Valsant toujours, il traversait à présent un flot de dentelles et de rubans, et ramenait Tania vers Michel. Il s’arrêta enfin sur une dernière pirouette, et Tania sentit que le parquet s’incurvait et se dérobait sous ses pieds. Elle se laissa tomber dans un fauteuil et se couvrit le visage avec son éventail en plumes bleues. Michel pencha vers elle une figure soucieuse :

— Tu es tout essoufflée ! Tu n’as de mesure en rien, dit-il. Je m’embête, moi, pendant que tu danses.

— Danse aussi.

— Ça ne m’amuse pas.

Il lorgna sa montre.

— Il est déjà minuit et Volodia n’est pas encore arrivé !

— Eh bien ?

— C’est tout ce que tu trouves à dire ? S’il était là, au moins, je bavarderais avec lui !

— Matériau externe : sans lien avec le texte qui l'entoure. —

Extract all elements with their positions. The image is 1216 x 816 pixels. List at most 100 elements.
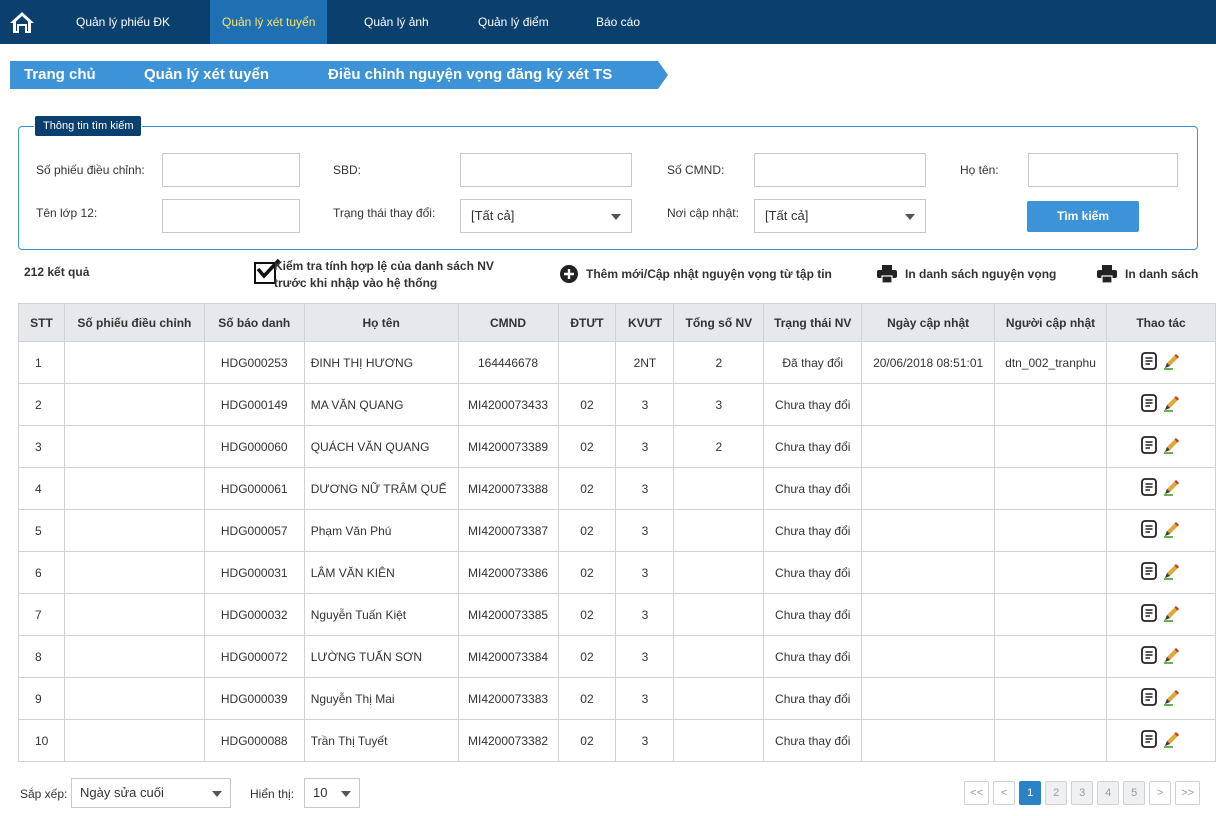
document-icon[interactable]	[1141, 352, 1157, 373]
nav-quan-ly-anh[interactable]: Quản lý ảnh	[352, 0, 441, 44]
col-trang-thai[interactable]: Trạng thái NV	[763, 303, 863, 342]
cell-trang-thai: Chưa thay đổi	[763, 383, 863, 426]
col-cmnd[interactable]: CMND	[457, 303, 559, 342]
cell-tong-so-nv	[673, 509, 765, 552]
edit-pencil-icon[interactable]	[1163, 520, 1181, 541]
page-button[interactable]: 5	[1123, 781, 1146, 805]
edit-pencil-icon[interactable]	[1163, 730, 1181, 751]
edit-pencil-icon[interactable]	[1163, 646, 1181, 667]
ten-lop-input[interactable]	[162, 199, 300, 233]
cell-tong-so-nv	[673, 677, 765, 720]
search-button[interactable]: Tìm kiếm	[1027, 201, 1139, 232]
document-icon[interactable]	[1141, 562, 1157, 583]
breadcrumb: Trang chủ Quản lý xét tuyển Điều chỉnh n…	[0, 44, 1216, 102]
document-icon[interactable]	[1141, 646, 1157, 667]
show-value: 10	[313, 785, 328, 800]
document-icon[interactable]	[1141, 520, 1157, 541]
cell-tong-so-nv	[673, 593, 765, 636]
cell-so-phieu	[63, 551, 205, 594]
cell-stt: 1	[18, 341, 65, 384]
cell-so-bao-danh: HDG000088	[203, 719, 305, 762]
document-icon[interactable]	[1141, 730, 1157, 751]
edit-pencil-icon[interactable]	[1163, 394, 1181, 415]
noi-cap-nhat-select[interactable]: [Tất cả]	[754, 199, 926, 233]
cell-so-bao-danh: HDG000072	[203, 635, 305, 678]
cell-dtut: 02	[557, 593, 617, 636]
cell-trang-thai: Chưa thay đổi	[763, 719, 863, 762]
cell-kvut: 3	[615, 635, 675, 678]
show-select[interactable]: 10	[304, 778, 360, 808]
ho-ten-input[interactable]	[1028, 153, 1178, 187]
col-ngay-cap-nhat[interactable]: Ngày cập nhật	[861, 303, 996, 342]
col-tong-so-nv[interactable]: Tổng số NV	[673, 303, 765, 342]
col-so-phieu[interactable]: Số phiếu điều chỉnh	[63, 303, 205, 342]
cell-so-phieu	[63, 425, 205, 468]
add-from-file-button[interactable]: Thêm mới/Cập nhật nguyện vọng từ tập tin	[560, 262, 832, 286]
page-button[interactable]: 4	[1097, 781, 1120, 805]
cell-tong-so-nv: 3	[673, 383, 765, 426]
pager-nav-button[interactable]: >>	[1175, 781, 1200, 805]
pager-nav-button[interactable]: <	[993, 781, 1016, 805]
nav-bao-cao[interactable]: Báo cáo	[584, 0, 652, 44]
cell-ngay-cap-nhat	[861, 551, 996, 594]
cmnd-input[interactable]	[754, 153, 926, 187]
edit-pencil-icon[interactable]	[1163, 562, 1181, 583]
cell-actions	[1106, 635, 1216, 678]
pager-nav-button[interactable]: >	[1149, 781, 1172, 805]
document-icon[interactable]	[1141, 436, 1157, 457]
cell-actions	[1106, 719, 1216, 762]
page-button[interactable]: 2	[1045, 781, 1068, 805]
document-icon[interactable]	[1141, 394, 1157, 415]
document-icon[interactable]	[1141, 478, 1157, 499]
print-list-button[interactable]: In danh sách	[1097, 262, 1198, 286]
page-button[interactable]: 3	[1071, 781, 1094, 805]
cell-stt: 6	[18, 551, 65, 594]
chevron-down-icon	[341, 791, 351, 797]
so-phieu-input[interactable]	[162, 153, 300, 187]
page-button[interactable]: 1	[1019, 781, 1042, 805]
col-ho-ten[interactable]: Họ tên	[303, 303, 459, 342]
sort-value: Ngày sửa cuối	[80, 785, 164, 800]
col-so-bao-danh[interactable]: Số báo danh	[203, 303, 305, 342]
nav-quan-ly-xet-tuyen[interactable]: Quản lý xét tuyển	[210, 0, 328, 44]
edit-pencil-icon[interactable]	[1163, 604, 1181, 625]
col-stt[interactable]: STT	[18, 303, 65, 342]
cell-stt: 10	[18, 719, 65, 762]
document-icon[interactable]	[1141, 688, 1157, 709]
cell-trang-thai: Đã thay đổi	[763, 341, 863, 384]
cell-so-bao-danh: HDG000149	[203, 383, 305, 426]
print-nv-button[interactable]: In danh sách nguyện vọng	[877, 262, 1056, 286]
home-button[interactable]	[0, 0, 44, 44]
edit-pencil-icon[interactable]	[1163, 436, 1181, 457]
cell-nguoi-cap-nhat	[994, 509, 1108, 552]
cell-actions	[1106, 467, 1216, 510]
cell-dtut: 02	[557, 551, 617, 594]
breadcrumb-home[interactable]: Trang chủ	[10, 61, 122, 89]
col-kvut[interactable]: KVƯT	[615, 303, 675, 342]
cell-ngay-cap-nhat	[861, 719, 996, 762]
col-dtut[interactable]: ĐTƯT	[557, 303, 617, 342]
document-icon[interactable]	[1141, 604, 1157, 625]
cell-ho-ten: Nguyễn Thị Mai	[303, 677, 459, 720]
cell-dtut: 02	[557, 677, 617, 720]
col-nguoi-cap-nhat[interactable]: Người cập nhật	[994, 303, 1108, 342]
edit-pencil-icon[interactable]	[1163, 352, 1181, 373]
cell-cmnd: MI4200073389	[457, 425, 559, 468]
nav-quan-ly-diem[interactable]: Quản lý điểm	[466, 0, 561, 44]
cell-stt: 3	[18, 425, 65, 468]
cell-trang-thai: Chưa thay đổi	[763, 509, 863, 552]
top-navbar: Quản lý phiếu ĐK Quản lý xét tuyển Quản …	[0, 0, 1216, 44]
cell-so-bao-danh: HDG000060	[203, 425, 305, 468]
trang-thai-select[interactable]: [Tất cả]	[460, 199, 632, 233]
plus-circle-icon	[560, 265, 578, 283]
edit-pencil-icon[interactable]	[1163, 478, 1181, 499]
edit-pencil-icon[interactable]	[1163, 688, 1181, 709]
pager-nav-button[interactable]: <<	[964, 781, 990, 805]
sort-select[interactable]: Ngày sửa cuối	[71, 778, 231, 808]
cell-actions	[1106, 551, 1216, 594]
cell-cmnd: MI4200073386	[457, 551, 559, 594]
breadcrumb-xet-tuyen[interactable]: Quản lý xét tuyển	[120, 61, 300, 89]
nav-quan-ly-phieu-dk[interactable]: Quản lý phiếu ĐK	[64, 0, 182, 44]
validate-checkbox[interactable]: Kiểm tra tính hợp lệ của danh sách NV tr…	[254, 258, 554, 294]
sbd-input[interactable]	[460, 153, 632, 187]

Un officier s’approcha de Tania, fit sonner ses éperons et inclina sa grande tête rouge aux moustaches de copeaux dorés. Michel eut un regard mécontent, et, de nouveau, consulta sa montre. Puis, il alla inviter la maîtresse de maison. Après le militaire, ce fut Sichkoff qui se présenta pour la seconde fois. Très vite, le carnet de bal de Tania fut rempli de noms inconnus qui se succédaient en désordre. Elle n’aurait jamais cru qu’il pût exister tant de militaires élégants et spirituels, tant de civils qui valsaient avec distinction, tant de vieillards respectables et tant de jolies femmes à Moscou. On lui signala une créature splendide, blonde, blanche et ferme, pour laquelle l’un des grands-ducs venait d’acheter une écurie de course, et une petite personne vive et joyeuse, qui était la maîtresse d’un haut dignitaire de l’Église. On lui apprit que l’épouse d’un certain général était l’amie du journaliste bossu, que la « vieille duchesse » avait failli se suicider pour l’amour d’un acteur du théâtre Korsch, et que la fille des Jeltoff avait suivi en France son professeur de dessin et de modelage, sous le prétexte fallacieux de s’inscrire à l’Académie Jullian de Paris. Tout cela était passionnant et capital.